More than a couple of times in my life I’ve tried to learn the Game Of Go.
This is the ancient Chinese game that is harder to solve (AI or heuristics) than Chess, or, I think, any other game. Only in 2016 was the best player properly beaten by a computer. One with the multiple brains and yadabyte memories driven by the vastness of The Google. It was a big moment for Humanity, I think.
Many good games are easy to learn and hard to master. The Game of Go isn’t like this. It is really hard to learn, and very few master it. They say it takes decades to become a mere “quite good”.
This, to me, has an inevitable subtracting effect on my enjoyment of the game; it is just so hard to be quite good.
It would take so much time and, during that valuable T-Spend, mostly, it would not be fun. There would be few “yeahs!”
It would not have many of those moments of understanding a new tactic or strategy that are common in other exceptional games.
The reason for it’s hardness isn’t like in some games.
The problem isn’t the games complexity, that is , how many rules and parameters and interconnections are involved in it’s realisation, AKA, “playing”.
Nor is it the game’s depth – that meaningful, relative measure of the structure of the hierarchy that represents the emergence of the tactics, strategy and fun experienced by the players.
Rather, perhaps uniquely with the Game Of Go, it is the game’s vast possibility space that seeds the issues for me.
Possibility Space
A thing’s “possibility space” is the conceptual framework that the thing occupies. A puppy has a possibility space. So does a movie and an omelette.
The concept of “Castling A King” doesn’t exist in the possibility space of Naughts And Crosses. Nor does it exist in Hopscotch. But it does exist in Chess.
When you think about things in terms of their possibility space, you gain a new perspective.
Possibility space is useful to be seen as layered:
If CAK is in Chess and it is possible that Eastender’s might involve Chess (Eg in an episode. Which, of course, it is) then CAK is in the possibility space of Eastenders (Which, it is, isn’t it?).
This does not mean the same as the trivial “CAK is in the possibility space of all things, because, eg, Time-Travel.”
Possibility spaces are much easier to apprehend when they are seen as tied to shared frameworks. Think of how this influences the emergence of “plausibility” as a property of a narrative.
To be meaningful possibility spaces should be internally consistent. It is for this reason that I would say we wouldn’t say that CAK was in the possibility space of Eastenders but not of a historically accurate soap opera set in The Stoneage.
Lastly, possibility space isn’t just about points of property possibilities, but also emergent phenomena that the game originates. The excitement of backgammoning someone is not contained in the necessary and sufficient game description of Backgammon, but it is clearly in the possibility space of the game. It is a foundational property of the gameplay. We can deconstruct the possibilities and we can abstract the possibilities.
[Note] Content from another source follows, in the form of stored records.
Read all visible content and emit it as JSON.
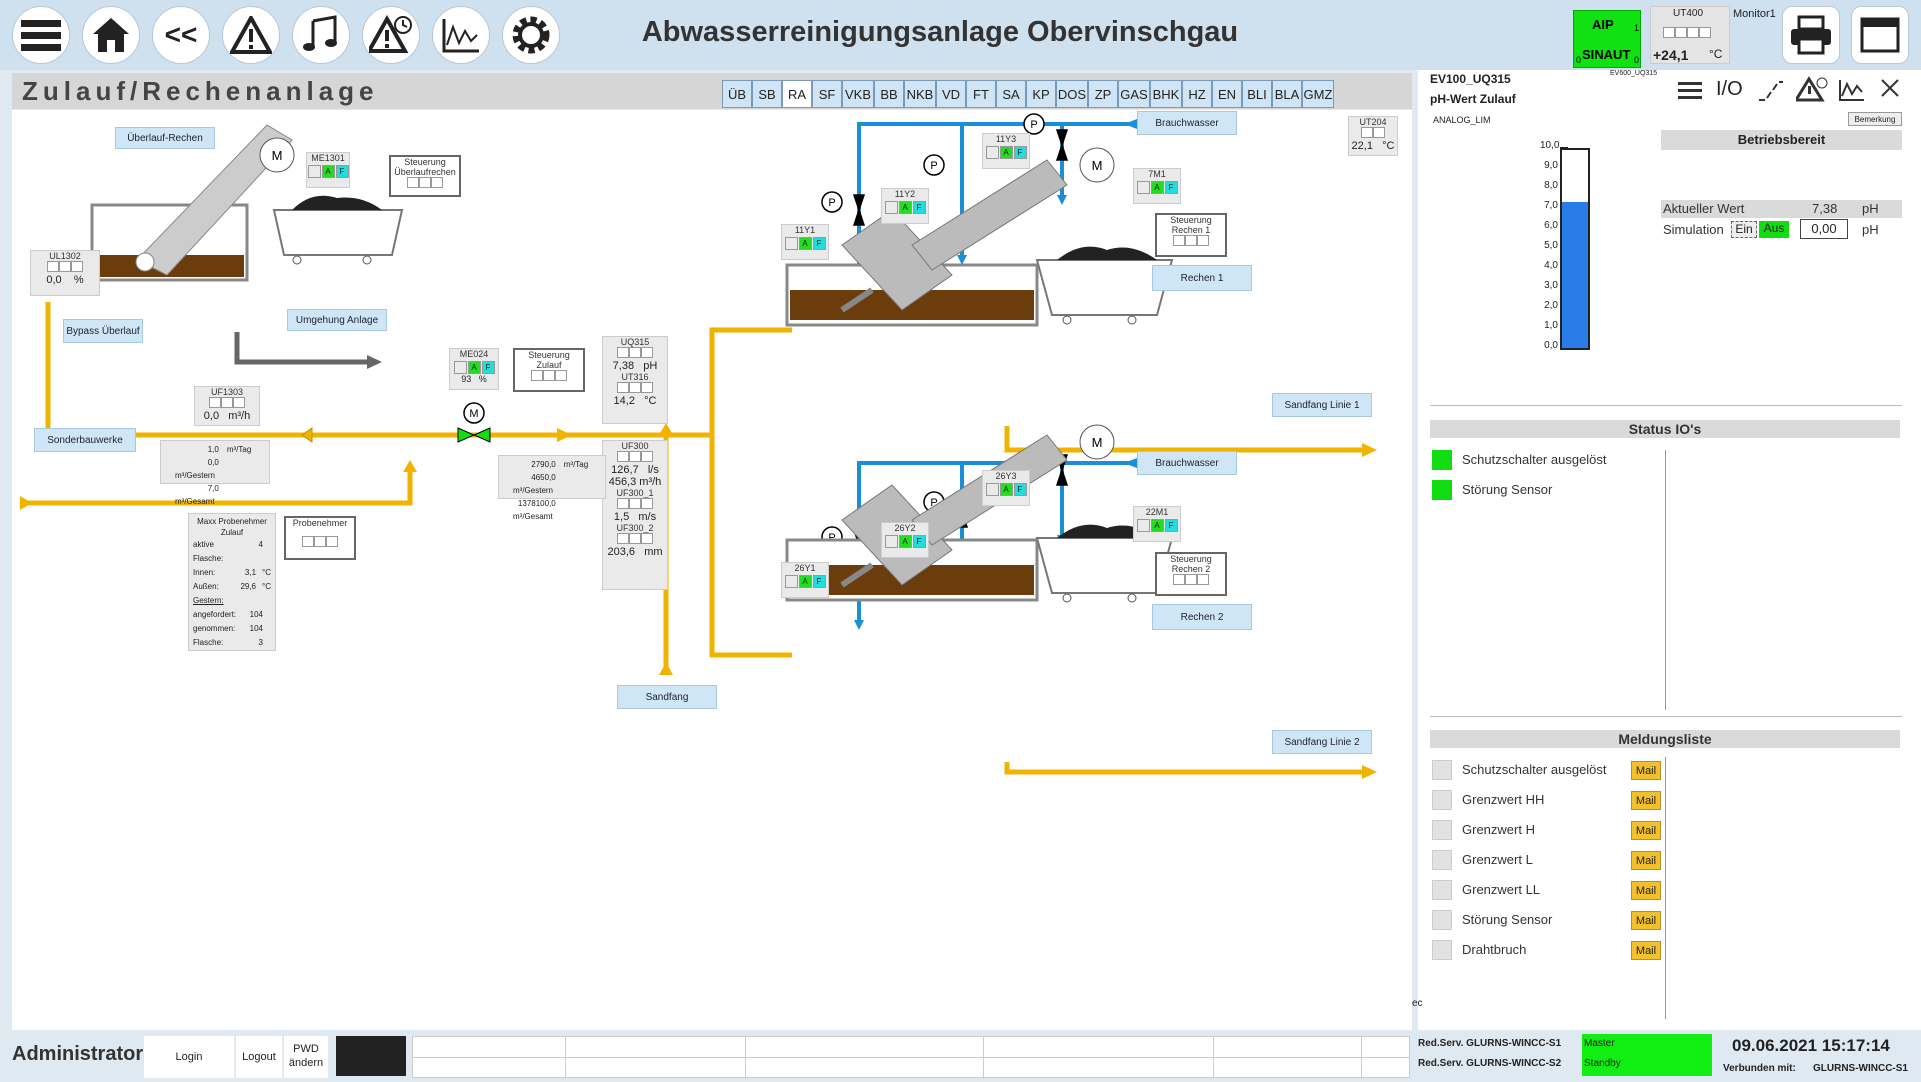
{
  "header": {
    "title": "Abwasserreinigungsanlage Obervinschgau",
    "status_aip": "AIP",
    "status_sinaut": "SINAUT",
    "status_aip_num": "1",
    "status_sinaut_left": "0",
    "status_sinaut_right": "0",
    "ut400_label": "UT400",
    "ut400_value": "+24,1",
    "ut400_unit": "°C",
    "monitor_label": "Monitor1",
    "icons": [
      "menu-icon",
      "home-icon",
      "back-icon",
      "warning-icon",
      "music-icon",
      "warning-clock-icon",
      "trend-icon",
      "gear-icon",
      "printer-icon",
      "window-icon"
    ],
    "back_label": "<<"
  },
  "subheader": {
    "page_title": "Zulauf/Rechenanlage",
    "tabs": [
      "ÜB",
      "SB",
      "RA",
      "SF",
      "VKB",
      "BB",
      "NKB",
      "VD",
      "FT",
      "SA",
      "KP",
      "DOS",
      "ZP",
      "GAS",
      "BHK",
      "HZ",
      "EN",
      "BLI",
      "BLA",
      "GMZ"
    ],
    "active_tab": "RA"
  },
  "process": {
    "labels": {
      "ueberlauf_rechen": "Überlauf-Rechen",
      "bypass": "Bypass Überlauf",
      "umgehung": "Umgehung Anlage",
      "sonderbauwerke": "Sonderbauwerke",
      "sandfang": "Sandfang",
      "brauchwasser1": "Brauchwasser",
      "brauchwasser2": "Brauchwasser",
      "rechen1": "Rechen 1",
      "rechen2": "Rechen 2",
      "sandfang_linie1": "Sandfang Linie 1",
      "sandfang_linie2": "Sandfang Linie 2",
      "steuerung_ueberlauf": "Steuerung Überlaufrechen",
      "steuerung_zulauf": "Steuerung Zulauf",
      "steuerung_rechen1": "Steuerung Rechen 1",
      "steuerung_rechen2": "Steuerung Rechen 2",
      "probenehmer": "Probenehmer",
      "motor": "M",
      "pump": "P"
    },
    "tags": {
      "me1301": "ME1301",
      "ul1302": "UL1302",
      "ul1302_val": "0,0",
      "ul1302_unit": "%",
      "uf1303": "UF1303",
      "uf1303_val": "0,0",
      "uf1303_unit": "m³/h",
      "me024": "ME024",
      "me024_val": "93",
      "me024_unit": "%",
      "uq315": "UQ315",
      "uq315_val": "7,38",
      "uq315_unit": "pH",
      "ut316": "UT316",
      "ut316_val": "14,2",
      "ut316_unit": "°C",
      "uf300": "UF300",
      "uf300_val1": "126,7",
      "uf300_unit1": "l/s",
      "uf300_val2": "456,3",
      "uf300_unit2": "m³/h",
      "uf300_1": "UF300_1",
      "uf300_1_val": "1,5",
      "uf300_1_unit": "m/s",
      "uf300_2": "UF300_2",
      "uf300_2_val": "203,6",
      "uf300_2_unit": "mm",
      "ut204": "UT204",
      "ut204_val": "22,1",
      "ut204_unit": "°C",
      "y11_1": "11Y1",
      "y11_2": "11Y2",
      "y11_3": "11Y3",
      "m7": "7M1",
      "y26_1": "26Y1",
      "y26_2": "26Y2",
      "y26_3": "26Y3",
      "m22": "22M1",
      "a": "A",
      "f": "F"
    },
    "bypass_counts": [
      {
        "v": "1,0",
        "u": "m³/Tag"
      },
      {
        "v": "0,0",
        "u": "m³/Gestern"
      },
      {
        "v": "7,0",
        "u": "m³/Gesamt"
      }
    ],
    "flow_counts": [
      {
        "v": "2790,0",
        "u": "m³/Tag"
      },
      {
        "v": "4650,0",
        "u": "m³/Gestern"
      },
      {
        "v": "1378100,0",
        "u": "m³/Gesamt"
      }
    ],
    "sampler": {
      "title": "Maxx Probenehmer Zulauf",
      "rows": [
        {
          "k": "aktive Flasche:",
          "v": "4",
          "u": ""
        },
        {
          "k": "Innen:",
          "v": "3,1",
          "u": "°C"
        },
        {
          "k": "Außen:",
          "v": "29,6",
          "u": "°C"
        }
      ],
      "gestern": "Gestern:",
      "rows2": [
        {
          "k": "angefordert:",
          "v": "104"
        },
        {
          "k": "genommen:",
          "v": "104"
        },
        {
          "k": "Flasche:",
          "v": "3"
        }
      ]
    }
  },
  "panel": {
    "code": "EV100_UQ315",
    "code_small": "EV600_UQ315",
    "subtitle": "pH-Wert Zulauf",
    "icons": [
      "menu-icon",
      "io-icon",
      "ramp-icon",
      "warning-clock-icon",
      "trend-icon",
      "close-icon"
    ],
    "io_label": "I/O",
    "analog": "ANALOG_LIM",
    "bemerkung": "Bemerkung",
    "ready": "Betriebsbereit",
    "scale": [
      "10,0",
      "9,0",
      "8,0",
      "7,0",
      "6,0",
      "5,0",
      "4,0",
      "3,0",
      "2,0",
      "1,0",
      "0,0"
    ],
    "level_fraction": 0.738,
    "aktueller_label": "Aktueller Wert",
    "aktueller_val": "7,38",
    "unit": "pH",
    "sim_label": "Simulation",
    "sim_ein": "Ein",
    "sim_aus": "Aus",
    "sim_val": "0,00",
    "status_header": "Status IO's",
    "status_items": [
      "Schutzschalter ausgelöst",
      "Störung Sensor"
    ],
    "meld_header": "Meldungsliste",
    "meld_items": [
      "Schutzschalter ausgelöst",
      "Grenzwert HH",
      "Grenzwert H",
      "Grenzwert L",
      "Grenzwert LL",
      "Störung Sensor",
      "Drahtbruch"
    ],
    "mail": "Mail"
  },
  "footer": {
    "user": "Administrator",
    "login": "Login",
    "logout": "Logout",
    "pwd": "PWD ändern",
    "server1": "Red.Serv. GLURNS-WINCC-S1",
    "server2": "Red.Serv. GLURNS-WINCC-S2",
    "master": "Master",
    "standby": "Standby",
    "datetime": "09.06.2021 15:17:14",
    "connected_label": "Verbunden mit:",
    "connected_val": "GLURNS-WINCC-S1",
    "ec": "ec"
  },
  "colors": {
    "pipe_yellow": "#f0b400",
    "pipe_blue": "#1a8fd8",
    "green": "#11dd11",
    "mail": "#f2c02a"
  }
}
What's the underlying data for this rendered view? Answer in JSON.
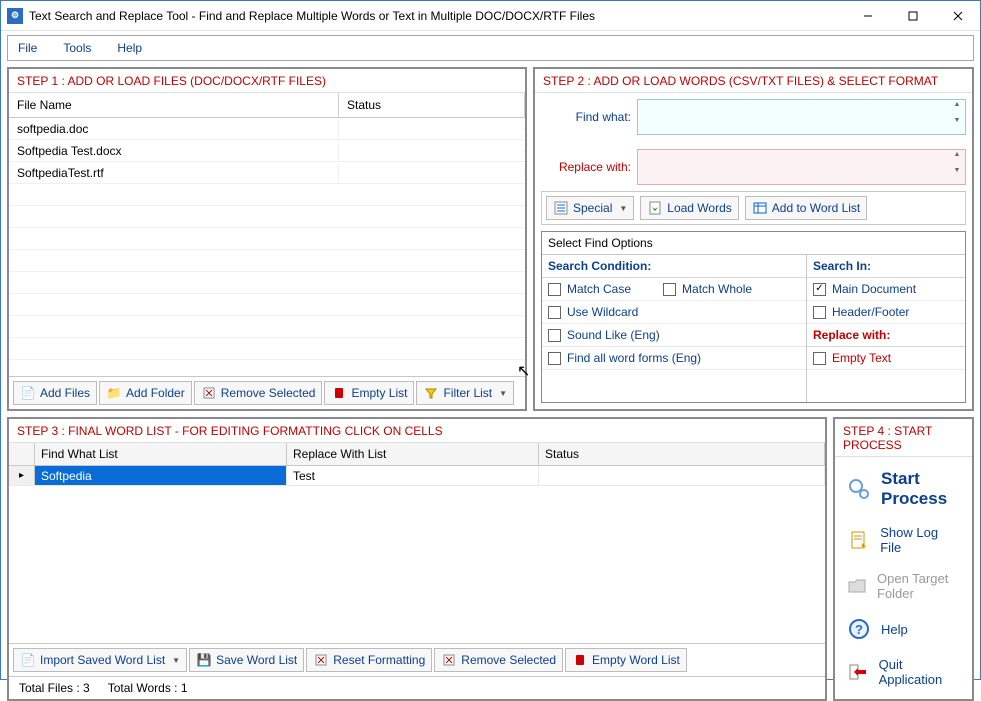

The Game Of Go is not deep in its structure. Because the board is nineteen wide, as opposed to eight in chess, there is a computational explosion in the amount of information that needs to be broken down and abstracted in order to significantly understand the game. It is a huge and wide and shallow sea of choices but from this sea emerges game phenomena that I have no idea about. I can see they are going to be there, but I cannot conceive of them. I think if you try to learn Go you will soon understand this, if you don’t already.
Then the realisation is this: until you get good enough to meaningfully understand these emergent game phenomena, then Go is going to remain a relatively shallow game. Shallow tactics and strategies compared to the big picture games of the Go-masters.
In my opinion Go is not very fun to learn because it is so very hard to average.
There is a time/cost/fun/potential/learnability/etc equation with any game.